To ensure the aid continues amid a global hunger crisis — and to prevent future legal challenges — Congress and Bush are again passing, vetoing and enacting the entire bill to provide farm subsidies, food stamps and other nutrition programs over the next five years.

The mistake delayed shipments of food to Ethiopia, Myanmar and Somalia, said Stephen Driesler, the U.S. Agency for International Development’s deputy assistant administrator for legislative and public affairs.

“We have orders ready to go,” Driesler said Wednesday.

Both chambers should easily come up with the two-thirds majorities needed to override the second veto. The Senate passed the bill 77-15, and the House passed it 306-110.

Both the House and Senate were expected to take up the veto override Wednesday.

Bush contends the legislation, which extends agriculture and nutrition programs, is too expensive and too generous with subsidies for farmers. He opposed the legislation from the start and began threatening to veto it last July.

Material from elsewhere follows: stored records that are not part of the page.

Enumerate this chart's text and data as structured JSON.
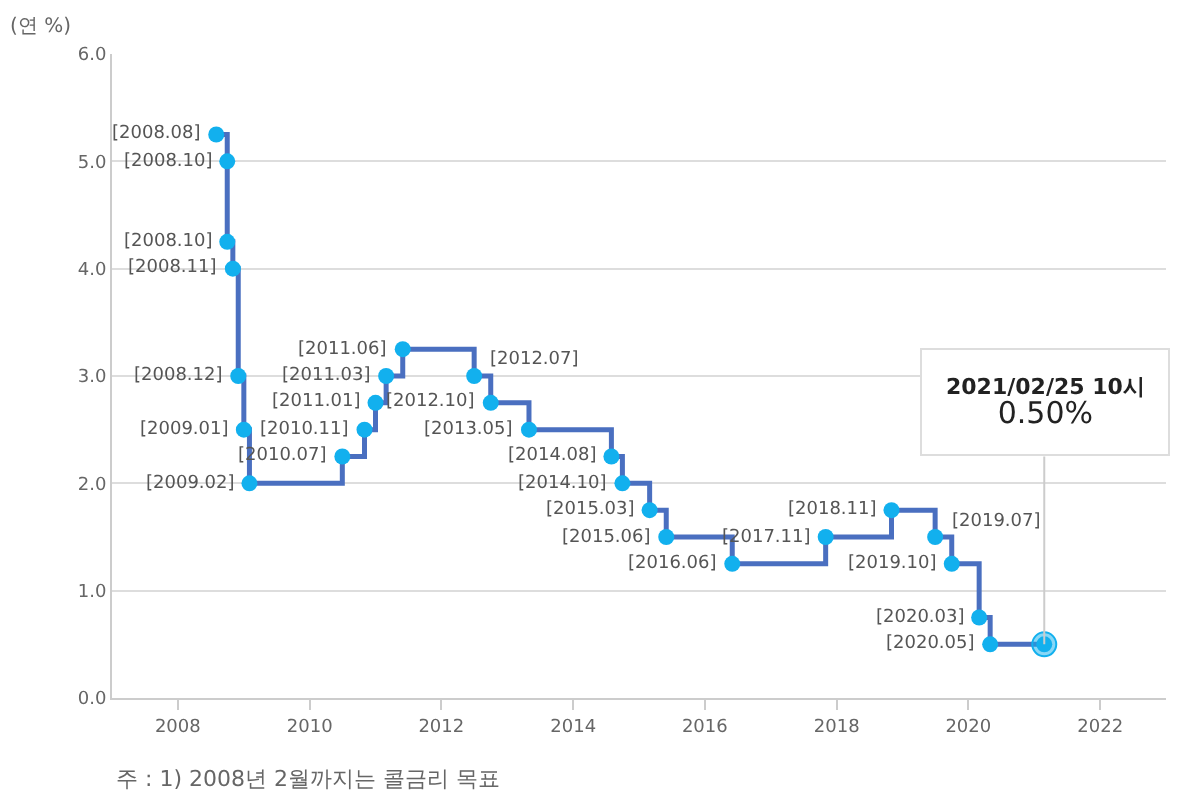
{
  "chart_data": {
    "type": "step",
    "ylabel": "(연 %)",
    "x": [
      "2008-08",
      "2008-10",
      "2008-10",
      "2008-11",
      "2008-12",
      "2009-01",
      "2009-02",
      "2010-07",
      "2010-11",
      "2011-01",
      "2011-03",
      "2011-06",
      "2012-07",
      "2012-10",
      "2013-05",
      "2014-08",
      "2014-10",
      "2015-03",
      "2015-06",
      "2016-06",
      "2017-11",
      "2018-11",
      "2019-07",
      "2019-10",
      "2020-03",
      "2020-05",
      "2021-02-25"
    ],
    "series": [
      {
        "color": "#4a6fc0",
        "colors": [
          "#12b0ee",
          "#12b0ee",
          "#12b0ee",
          "#12b0ee",
          "#12b0ee",
          "#12b0ee",
          "#12b0ee",
          "#12b0ee",
          "#12b0ee",
          "#12b0ee",
          "#12b0ee",
          "#12b0ee",
          "#12b0ee",
          "#12b0ee",
          "#12b0ee",
          "#12b0ee",
          "#12b0ee",
          "#12b0ee",
          "#12b0ee",
          "#12b0ee",
          "#12b0ee",
          "#12b0ee",
          "#12b0ee",
          "#12b0ee",
          "#12b0ee",
          "#12b0ee",
          "#12b0ee"
        ],
        "values": [
          5.25,
          5.0,
          4.25,
          4.0,
          3.0,
          2.5,
          2.0,
          2.25,
          2.5,
          2.75,
          3.0,
          3.25,
          3.0,
          2.75,
          2.5,
          2.25,
          2.0,
          1.75,
          1.5,
          1.25,
          1.5,
          1.75,
          1.5,
          1.25,
          0.75,
          0.5,
          0.5
        ]
      }
    ],
    "xlim": [
      "2007",
      "2023"
    ],
    "xticks": [
      {
        "value": "2008",
        "label": "2008"
      },
      {
        "value": "2010",
        "label": "2010"
      },
      {
        "value": "2012",
        "label": "2012"
      },
      {
        "value": "2014",
        "label": "2014"
      },
      {
        "value": "2016",
        "label": "2016"
      },
      {
        "value": "2018",
        "label": "2018"
      },
      {
        "value": "2020",
        "label": "2020"
      },
      {
        "value": "2022",
        "label": "2022"
      }
    ],
    "ylim": [
      0,
      6
    ],
    "yticks": [
      {
        "value": 0,
        "label": "0.0"
      },
      {
        "value": 1,
        "label": "1.0"
      },
      {
        "value": 2,
        "label": "2.0"
      },
      {
        "value": 3,
        "label": "3.0"
      },
      {
        "value": 4,
        "label": "4.0"
      },
      {
        "value": 5,
        "label": "5.0"
      },
      {
        "value": 6,
        "label": "6.0"
      }
    ],
    "grid": "y",
    "marker": "circle",
    "annotations": [
      {
        "text": "[2008.08]",
        "x": "2008-08",
        "y": 5.25
      },
      {
        "text": "[2008.10]",
        "x": "2008-10",
        "y": 5.0
      },
      {
        "text": "[2008.10]",
        "x": "2008-10",
        "y": 4.25
      },
      {
        "text": "[2008.11]",
        "x": "2008-11",
        "y": 4.0
      },
      {
        "text": "[2008.12]",
        "x": "2008-12",
        "y": 3.0
      },
      {
        "text": "[2009.01]",
        "x": "2009-01",
        "y": 2.5
      },
      {
        "text": "[2009.02]",
        "x": "2009-02",
        "y": 2.0
      },
      {
        "text": "[2010.07]",
        "x": "2010-07",
        "y": 2.25
      },
      {
        "text": "[2010.11]",
        "x": "2010-11",
        "y": 2.5
      },
      {
        "text": "[2011.01]",
        "x": "2011-01",
        "y": 2.75
      },
      {
        "text": "[2011.03]",
        "x": "2011-03",
        "y": 3.0
      },
      {
        "text": "[2011.06]",
        "x": "2011-06",
        "y": 3.25
      },
      {
        "text": "[2012.07]",
        "x": "2012-07",
        "y": 3.0
      },
      {
        "text": "[2012.10]",
        "x": "2012-10",
        "y": 2.75
      },
      {
        "text": "[2013.05]",
        "x": "2013-05",
        "y": 2.5
      },
      {
        "text": "[2014.08]",
        "x": "2014-08",
        "y": 2.25
      },
      {
        "text": "[2014.10]",
        "x": "2014-10",
        "y": 2.0
      },
      {
        "text": "[2015.03]",
        "x": "2015-03",
        "y": 1.75
      },
      {
        "text": "[2015.06]",
        "x": "2015-06",
        "y": 1.5
      },
      {
        "text": "[2016.06]",
        "x": "2016-06",
        "y": 1.25
      },
      {
        "text": "[2017.11]",
        "x": "2017-11",
        "y": 1.5
      },
      {
        "text": "[2018.11]",
        "x": "2018-11",
        "y": 1.75
      },
      {
        "text": "[2019.07]",
        "x": "2019-07",
        "y": 1.5
      },
      {
        "text": "[2019.10]",
        "x": "2019-10",
        "y": 1.25
      },
      {
        "text": "[2020.03]",
        "x": "2020-03",
        "y": 0.75
      },
      {
        "text": "[2020.05]",
        "x": "2020-05",
        "y": 0.5
      },
      {
        "text": "2021/02/25 10시\n0.50%",
        "x": "2021-02-25",
        "y": 0.5
      },
      "주 : 1) 2008년 2월까지는 콜금리 목표"
    ]
  }
}
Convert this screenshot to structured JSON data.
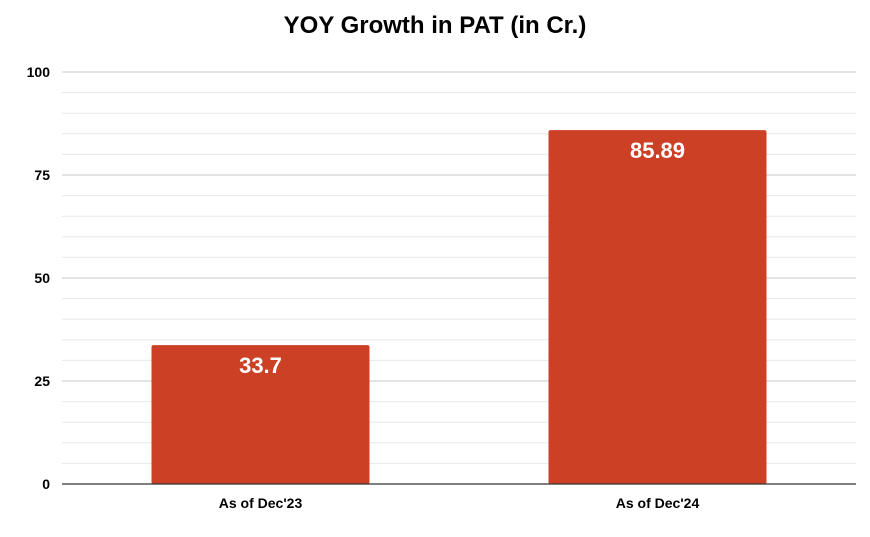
{
  "chart_data": {
    "type": "bar",
    "title": "YOY Growth in PAT (in Cr.)",
    "xlabel": "",
    "ylabel": "",
    "categories": [
      "As of Dec'23",
      "As of Dec'24"
    ],
    "values": [
      33.7,
      85.89
    ],
    "data_labels": [
      "33.7",
      "85.89"
    ],
    "ylim": [
      0,
      100
    ],
    "y_ticks": [
      0,
      25,
      50,
      75,
      100
    ],
    "y_tick_labels": [
      "0",
      "25",
      "50",
      "75",
      "100"
    ],
    "grid": true,
    "legend": "none",
    "colors": {
      "bar": "#cc4125",
      "label": "#ffffff",
      "grid_major": "#c8c8c8",
      "grid_minor": "#e8e8e8",
      "axis": "#333333"
    }
  }
}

He said Congress missed an opportunity to make the bill better when it was passed a second time.

“For a year and a half, I have consistently asked that the Congress pass a good farm bill that I can sign,” Bush said in his veto message. “Regrettably, the Congress has failed to do so. At a time of high food prices and record farm income, this bill lacks program reform and fiscal discipline.”

About two-thirds of the farm law pays for domestic nutrition programs such as food stamps, which will see increases of around $1 billion a year. About $40 billion is for farm subsidies, and almost $30 billion will go to farmers to protect environmentally sensitive farmland.